VIII.1 Governing Law. This Agreement, and any dispute arising hereunder, is governed by and construed in accordance with the tort and contract laws of the State of Tennessee, without regard to conflict-of-laws principles.

VIII.2 Forum Selection. The parties irrevocably submit to the exclusive jurisdiction of the Tennessee Court. Each party waives any objection to venue or inconvenient forum.

VIII.3 Arbitration & Jury Trial. The parties agree that (a) no arbitration clause applies, and (b) no contractual waiver of jury trial is intended or effectuated by this Agreement.


IX. GENERAL PROVISIONS

IX.1 Amendment & Waiver. No amendment or waiver of any provision of this Agreement is effective unless in writing and signed by all parties. No waiver constitutes a waiver of any subsequent breach.

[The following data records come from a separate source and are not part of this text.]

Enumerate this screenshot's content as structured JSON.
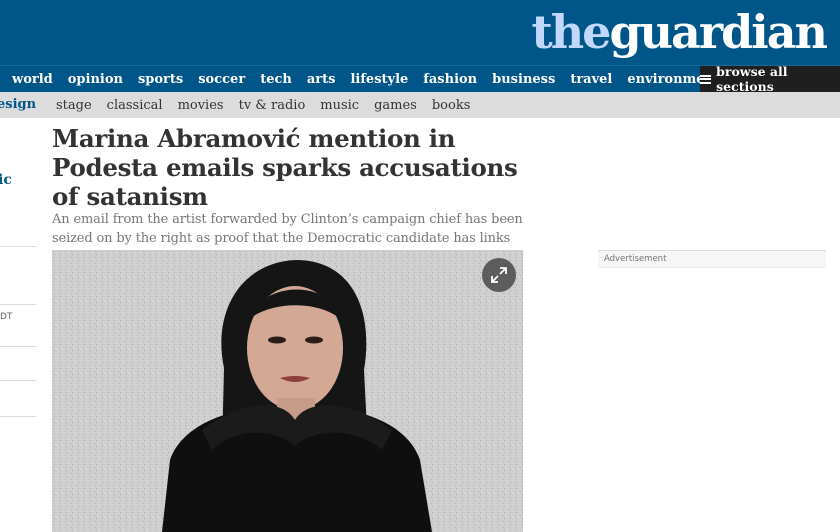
{
  "logo": {
    "the": "the",
    "guardian": "guardian"
  },
  "nav_primary": [
    "world",
    "opinion",
    "sports",
    "soccer",
    "tech",
    "arts",
    "lifestyle",
    "fashion",
    "business",
    "travel",
    "environment"
  ],
  "browse_label": "browse all sections",
  "nav_secondary": {
    "cut_label": "esign",
    "items": [
      "stage",
      "classical",
      "movies",
      "tv & radio",
      "music",
      "games",
      "books"
    ]
  },
  "left_rail": {
    "fragment_1": "ic",
    "fragment_2": "DT"
  },
  "article": {
    "headline": "Marina Abramović mention in Podesta emails sparks accusations of satanism",
    "standfirst": "An email from the artist forwarded by Clinton’s campaign chief has been seized on by the right as proof that the Democratic candidate has links with the occult"
  },
  "advertisement_label": "Advertisement",
  "colors": {
    "brand_blue": "#005689",
    "logo_tint": "#c1d8fc",
    "browse_bg": "#1f1f1f",
    "subnav_bg": "#dcdcdc"
  },
  "icons": {
    "menu": "hamburger-icon",
    "expand": "expand-icon"
  }
}
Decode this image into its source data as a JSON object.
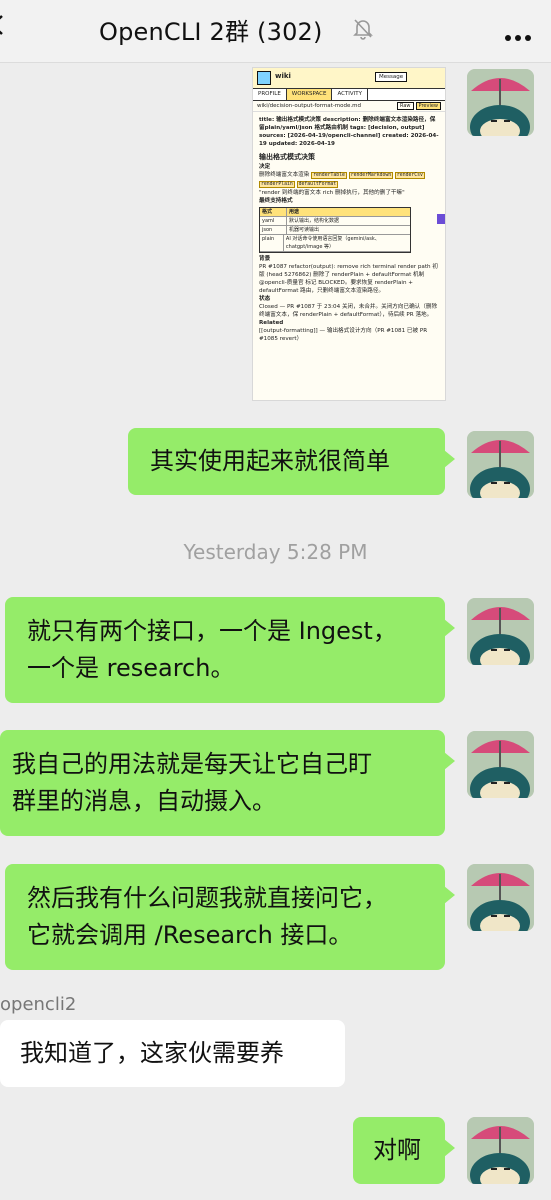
{
  "header": {
    "title": "OpenCLI 2群 (302)",
    "mute_icon": "bell-slash-icon",
    "more_icon": "ellipsis-icon"
  },
  "shared_screenshot": {
    "app_name": "wiki",
    "message_button": "Message",
    "tabs": [
      "PROFILE",
      "WORKSPACE",
      "ACTIVITY"
    ],
    "active_tab": "WORKSPACE",
    "path": "wiki/decision-output-format-mode.md",
    "raw_button": "Raw",
    "preview_button": "Preview",
    "frontmatter": "title: 输出格式模式决策 description: 删除终端富文本渲染路径，保留plain/yaml/json 格式路由机制 tags: [decision, output] sources: [2026-04-19/opencli-channel] created: 2026-04-19 updated: 2026-04-19",
    "heading": "输出格式模式决策",
    "section_decision": "决定",
    "decision_text": "删除终端富文本渲染",
    "chips_decision": [
      "renderTable",
      "renderMarkdown",
      "renderCsv",
      "renderPlain",
      "defaultFormat"
    ],
    "quote": "\"render 到终端的富文本 rich 删掉执行，其他的删了干嘛\"",
    "section_formats": "最终支持格式",
    "table_header": [
      "格式",
      "用途"
    ],
    "table_rows": [
      [
        "yaml",
        "默认输出，结构化数据"
      ],
      [
        "json",
        "机器可读输出"
      ],
      [
        "plain",
        "AI 对话命令使用语言回复（gemini/ask、chatgpt/image 等）"
      ]
    ],
    "section_background": "背景",
    "background_text": "PR #1087 refactor(output): remove rich terminal render path 初版 (head 5276862) 删除了 renderPlain + defaultFormat 机制",
    "background_text2": "@opencli-质量官 标记 BLOCKED。要求恢复 renderPlain + defaultFormat 路由，只删终端富文本渲染路径。",
    "section_status": "状态",
    "status_text": "Closed — PR #1087 于 23:04 关闭，未合并。关闭方向已确认（删除终端富文本，保 renderPlain + defaultFormat），待后续 PR 落地。",
    "section_related": "Related",
    "related_text": "[[output-formatting]] — 输出格式设计方向（PR #1081 已被 PR #1085 revert）"
  },
  "messages": [
    {
      "side": "right",
      "text_lines": [
        "其实使用起来就很简单"
      ]
    },
    {
      "side": "right",
      "text_lines": [
        "就只有两个接口，一个是 Ingest，",
        "一个是 research。"
      ]
    },
    {
      "side": "right",
      "text_lines": [
        "我自己的用法就是每天让它自己盯",
        "群里的消息，自动摄入。"
      ]
    },
    {
      "side": "right",
      "text_lines": [
        "然后我有什么问题我就直接问它，",
        "它就会调用 /Research 接口。"
      ]
    },
    {
      "side": "left",
      "sender": "opencli2",
      "text_lines": [
        "我知道了，这家伙需要养"
      ]
    },
    {
      "side": "right",
      "text_lines": [
        "对啊"
      ]
    }
  ],
  "timestamp": "Yesterday 5:28 PM",
  "colors": {
    "own_bubble": "#95ec69",
    "other_bubble": "#ffffff",
    "background": "#ededed"
  }
}
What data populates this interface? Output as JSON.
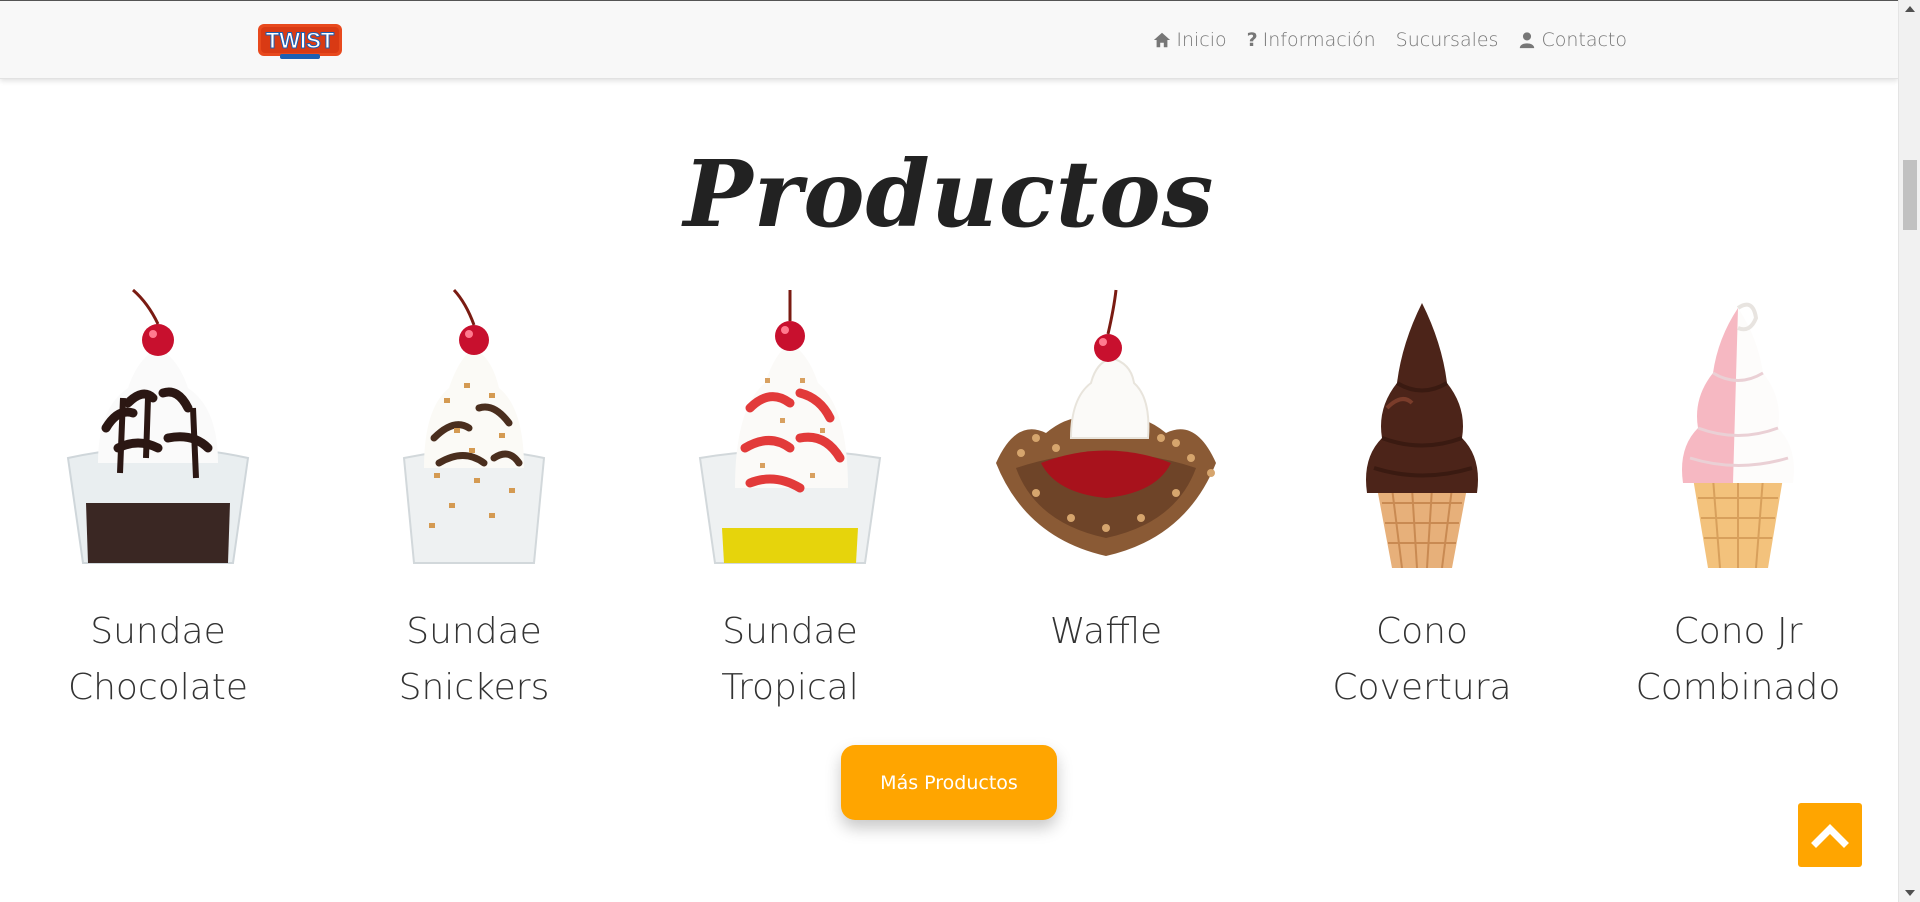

IX.2 Assignment. A party may not assign, delegate, or otherwise transfer its rights or obligations under this Agreement without the prior written consent of the other party, except that Released Parties may assign payment obligations to the Assignee under Section III.2.

IX.3 Successors & Assigns. This Agreement is binding upon and inures to the benefit of the parties and their respective successors and permitted assigns.

IX.4 Severability. If any provision of this Agreement is held invalid or unenforceable, the remaining provisions remain in full force to the maximum extent permitted by law.

IX.5 Entire Agreement. This Agreement constitutes the sole and entire understanding between the parties with respect to its subject matter, superseding all prior agreements, negotiations, and representations.

IX.6 Headings. Headings are for convenience only and do not affect interpretation.

IX.7 Counterparts; Electronic Signatures. This Agreement may be executed in multiple counterparts (including by electronic signature or PDF), each of which is deemed an original and all of which together constitute one instrument. Electronic signatures are deemed valid and binding to the fullest extent permitted by applicable law, including Tenn. Code Ann. § 47-10-101 et seq.


X. EXECUTION BLOCK

IN WITNESS WHEREOF, the parties have executed this Agreement as of the Effective Date.

CLAIMANT


Signature: [NAME OF ADULT CLAIMANT]
Date: [DATE]

[// GUIDANCE: If Claimant is a minor:]


Signature: [NAME OF PARENT/GUARDIAN],
Parent/Guardian of [MINOR’S NAME]
Date: [DATE]

RELEASED PARTIES


Signature: [AUTHORIZED SIGNATORY NAME]
Title: [TITLE]
Entity: [DEFENDANT LEGAL NAME]
Date: [DATE]

[// GUIDANCE: Add notarization or witness lines below if required by local court rule or insurer policy.]


[// GUIDANCE: Attach any lien-resolution documents, structured-settlement addenda, or confidentiality agreements as Exhibits A, B, etc. Ensure all exhibits are referenced correctly within the body of the Agreement.]